FCC Verizon Wireless
The FCC is questioning Verizon Wireless' expansion of its data throttling policies to 4G LTE customers. Reuters

Americans have long associated pay-TV with a cable or a satellite dish. But Verizon (NYSE:VZ), the nation’s largest wireless provider, says it hopes to take another technological leap within a year: delivering cable TV over its high-speed mobile network.

Verizon is the No. 6 U.S. pay-TV provider with its FiOS service, but the company is planning the next generation of that service delivered over its 4G LTE network to wireless devices. “No one has a wireless network better positioned to do this than we do,” spokesman Jim Gerace said.

The idea of streaming that amount data over already-jammed cellular networks seems far-fetched, but Verizon claims it's not that far off. With two big tranches of wireless spectrum now held by TV broadcasters coming up for auction this year and next, wireless capacity is about to expand. But Verizon says it can achieve TV over wireless broadband without adding additional spectrum. And it's not the only one that may try.

“By year’s end, America’s four national wireless broadband ISPs will be offering speeds capable of supporting new over-the-top video streaming services, nearly ubiquitously,” broadband analyst Scott McClelland said.

"To do over-the-top you have to have a rich spectrum portfolio," he said, adding both AT&T and Sprint have sufficient spectrum to do it. "The key gating factor is if they have the [content] rights legally to do it."

Delivering video over wireless networks would allow Verizon to compete on a national basis with satellite providers Dish Network and with DirecTV, which is in the process of being acquired by AT&T Inc. (NYSE:T) in a proposed $45.3 billion deal, now under review by the Federal Communications Commission.

It would also reconfigure the video business and add a new dimension to the net neutrality debate now playing out at the FCC. Verizon would very much like to prioritize data over its fiber network, and has conceded it rations wireless data through what it calls "network optimization," popularly known as "throttling."

"While the network optimization policy has long been applied to customers on our 3G network, we recently began notifying our customers that we will apply this policy on our 4G LTE network beginning in October," Verizon wrote in a letter to the FCC earlier this month.
Verizon says video already accounts for 70 percent of the data transmitted over its 4G LTE network through technologies acquired last year including upLynk, a cloud TV company that delivers live video across devices, and Edgecast, a content delivery network.
“It’s not really a tech problem; it's a problem of performance and cost,” said Blair Levin, former FCC commissioner and now an Aspen Institute fellow. “If they use the spectrum one way, they can’t use it for another.”
The telco's overriding concern, he said, is spectrum. "That is the fundamental interest of the wireless companies," he said. "Get as much spectrum as possible."
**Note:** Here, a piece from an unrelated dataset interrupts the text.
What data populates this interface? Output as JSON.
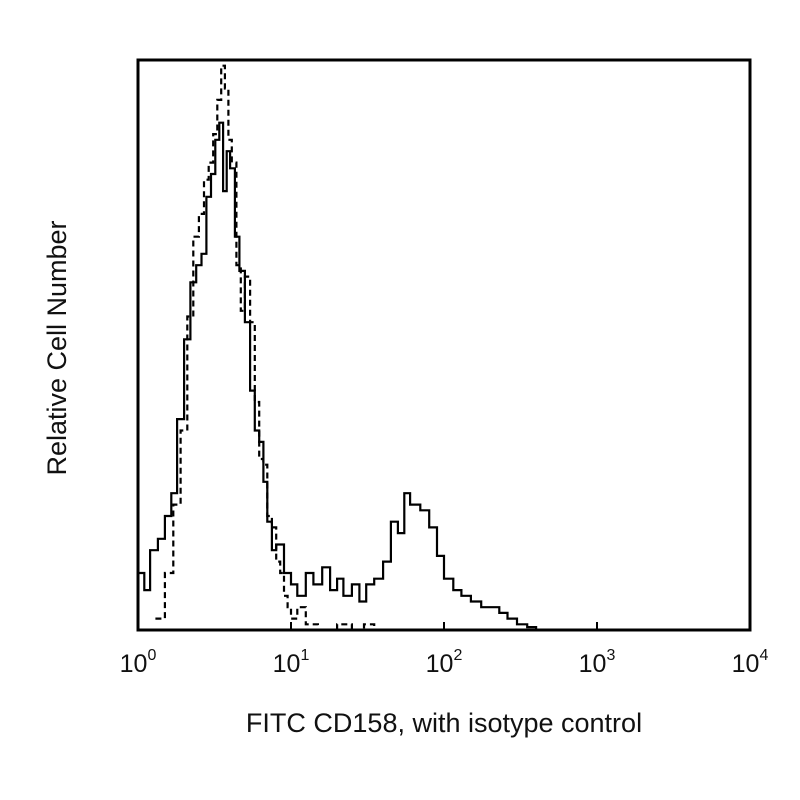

Verizon's is a competitive bet on what the TV landscape will look like in five years -- which is to say very different than it does today.

Cable operators like Time Warner Cable (NYSE:TWC) and Cablevision (NYSE:CVC) have built out extensive Wi-Fi networks and mobile apps that allow users to stream TV to mobile devices. But one cable exec said the opportunity to deliver TV completely untethered is overblown. “If you’re out of your house you’re doing something else other than watching TV,” he said.

Right now pay-TV providers compete on a limited basis in local markets, with typically a cable company and a telco laying fiber and satellite services like DirecTV (NASDAQ:DTV) and Echostar Communications Corp.'s (NASDAQ:SATS) Dish Network beaming TV to satellite dishes. That’s all going to change when TV goes over-the-top, and those with content rights will compete, nationally.

Verizon bought Intel’s failed attempt to enter the over-the-top TV market, a service called OnCue, in May for a reported $500 million. Gerace said the first priority for that technology is to make FiOS better and that products derived from that service will start rolling out in six months.

That Verizon is planning to use its wireless network for TV shows how hard it is to operate a web-TV service profitably without a pipe into the home. That’s one reason the TV business has been so tough for prospective entrants like Apple (NASDAQ:AAPL), Sony (NYSE:SNE), Google (NASDAQ:GOOG) and Microsoft (NASDAQ:MSFT). All four of those companies are more-than-capable of securing content deals; the question is whether they could operate profitably once doing so, particularly if they have to pay a broadband toll to get into the living room.